I’ll answer this with an example. The Gangetic basin is flood prone for three months, but people were harvesting only one crop. They didn't even have enough of drinking water in spite of the fact that the Jharkhand hills were feeding an ample supply to the Ganges. So we decided to use ground water, using proper technology measures with all the available GIS applications and remote sensing technology, and implemented them for around 2000 farmers. Through remote sensing we detected that the project was a huge success and the people were very happy.

You have worked extensively with Anandana, the Coca Cola India Foundation in various places- in Pune, in Tamil Nadu, Andhra Pradesh, in Rajasthan. Could you share any key insights or perspectives that you have gained from this association?

Anandana has taken on many water recharge projects in areas where there was a lot of neglect. They found that in many of these places, a lot of water was flowing off, because there was no structure made to capture it and keep it there for allowing recharge. So, they helped build these structures, such as check dams, which would allow farmers to harvest at least two crops and increase their income. An example of such a project was in Sawai Madhopur in Rajasthan, where they helped construct five check dams, two earthen dams, renovated two existing check dams, constructed 20 farm ponds and helped desilt and facelift two step walls.

Today, the people of Sawai Madhopur are very happy. They have better knowledge of what types of crops to grow, they have ample drinking water, and their economic status has gone up.

You have done a lot of work as an organisation for addressing issues of water and sanitation in many schools in places like Maharashtra and Tripura. Could you shed some light on that?

The problem of inadequate sanitation is prevalent in co-education and girls’ schools- being more pronounced in the latter. The fundamental thing is that these schools only have one or two bathrooms, and have an average of 200 students. Surely, that is not enough. According to government guidelines on latrines and urinals, there needs to be at least a ratio of 1:50 (toilets to students). So if a school has 200 students, they need to have a minimum of 4 toilets.

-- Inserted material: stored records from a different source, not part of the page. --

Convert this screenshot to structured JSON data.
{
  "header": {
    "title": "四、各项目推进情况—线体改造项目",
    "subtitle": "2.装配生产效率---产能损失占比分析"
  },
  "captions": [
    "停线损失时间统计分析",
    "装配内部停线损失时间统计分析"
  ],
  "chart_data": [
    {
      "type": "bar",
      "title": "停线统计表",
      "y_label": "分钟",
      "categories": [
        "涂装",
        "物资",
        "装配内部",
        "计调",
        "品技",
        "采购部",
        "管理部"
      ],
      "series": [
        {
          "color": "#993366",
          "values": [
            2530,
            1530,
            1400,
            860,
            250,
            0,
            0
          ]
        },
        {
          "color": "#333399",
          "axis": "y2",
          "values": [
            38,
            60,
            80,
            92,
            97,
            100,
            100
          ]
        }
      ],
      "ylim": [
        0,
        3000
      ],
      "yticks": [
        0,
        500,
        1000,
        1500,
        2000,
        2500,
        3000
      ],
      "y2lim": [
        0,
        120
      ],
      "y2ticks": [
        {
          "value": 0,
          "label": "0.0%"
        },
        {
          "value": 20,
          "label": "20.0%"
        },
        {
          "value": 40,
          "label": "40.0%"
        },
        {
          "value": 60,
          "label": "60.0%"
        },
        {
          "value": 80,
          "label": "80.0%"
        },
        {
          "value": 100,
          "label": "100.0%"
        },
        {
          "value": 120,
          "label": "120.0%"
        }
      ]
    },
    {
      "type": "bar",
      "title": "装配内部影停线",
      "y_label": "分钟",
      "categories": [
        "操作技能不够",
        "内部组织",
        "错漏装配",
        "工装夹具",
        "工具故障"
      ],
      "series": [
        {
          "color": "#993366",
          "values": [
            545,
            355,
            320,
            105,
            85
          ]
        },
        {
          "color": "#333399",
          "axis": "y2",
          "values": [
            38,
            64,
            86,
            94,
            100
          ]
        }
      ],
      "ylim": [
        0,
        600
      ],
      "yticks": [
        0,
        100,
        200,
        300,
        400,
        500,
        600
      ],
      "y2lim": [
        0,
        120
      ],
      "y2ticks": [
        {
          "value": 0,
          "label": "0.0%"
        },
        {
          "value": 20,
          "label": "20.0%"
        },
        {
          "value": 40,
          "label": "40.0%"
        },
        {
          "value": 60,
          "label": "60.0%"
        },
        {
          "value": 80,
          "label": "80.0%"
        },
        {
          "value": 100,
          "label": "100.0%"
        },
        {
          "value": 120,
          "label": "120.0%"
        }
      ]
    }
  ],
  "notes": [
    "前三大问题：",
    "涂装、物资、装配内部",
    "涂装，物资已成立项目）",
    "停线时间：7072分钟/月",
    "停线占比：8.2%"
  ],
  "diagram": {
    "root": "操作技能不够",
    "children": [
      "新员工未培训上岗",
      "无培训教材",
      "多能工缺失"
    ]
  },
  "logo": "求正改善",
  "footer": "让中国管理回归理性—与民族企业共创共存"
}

The ideal ratio is 1:6.

We also found that the most affected areas were falling in the dry zones for example - Maharashtra and Rajasthan. In a majority of the areas, the local people were not contributing in any way, except for digging some leach pits.

As part of the Swachh Bharat initiative, we need to inculcate these cleanliness habits into the students and even teachers. Hand washing for example is very important thing for children.


Could you tell us a little bit about your vision, your goals and any messages for India that you may have?

My vision is that we get support for putting in place basic technological infrastructures and teach the local communities how to sustain them. So, when I do water prospecting maps, I tell the people "Aapka yeh area mein paani itna hai, itna paani barasta hai, itne paani se kitna daal sakte hain andar, usko kaise upayog karna hai." (This is the amount of water available in your area, this is the amount of rain, and this is how it can be utilised)

We need to show them how to periodically maintain hand pumps, and recharge pits and keep them clean. That is how we can reach the sustainable development goals. For that, the government has to think very, very carefully what should be the methodology by which we can capacitate our young people who are engineers, social workers, including the village community.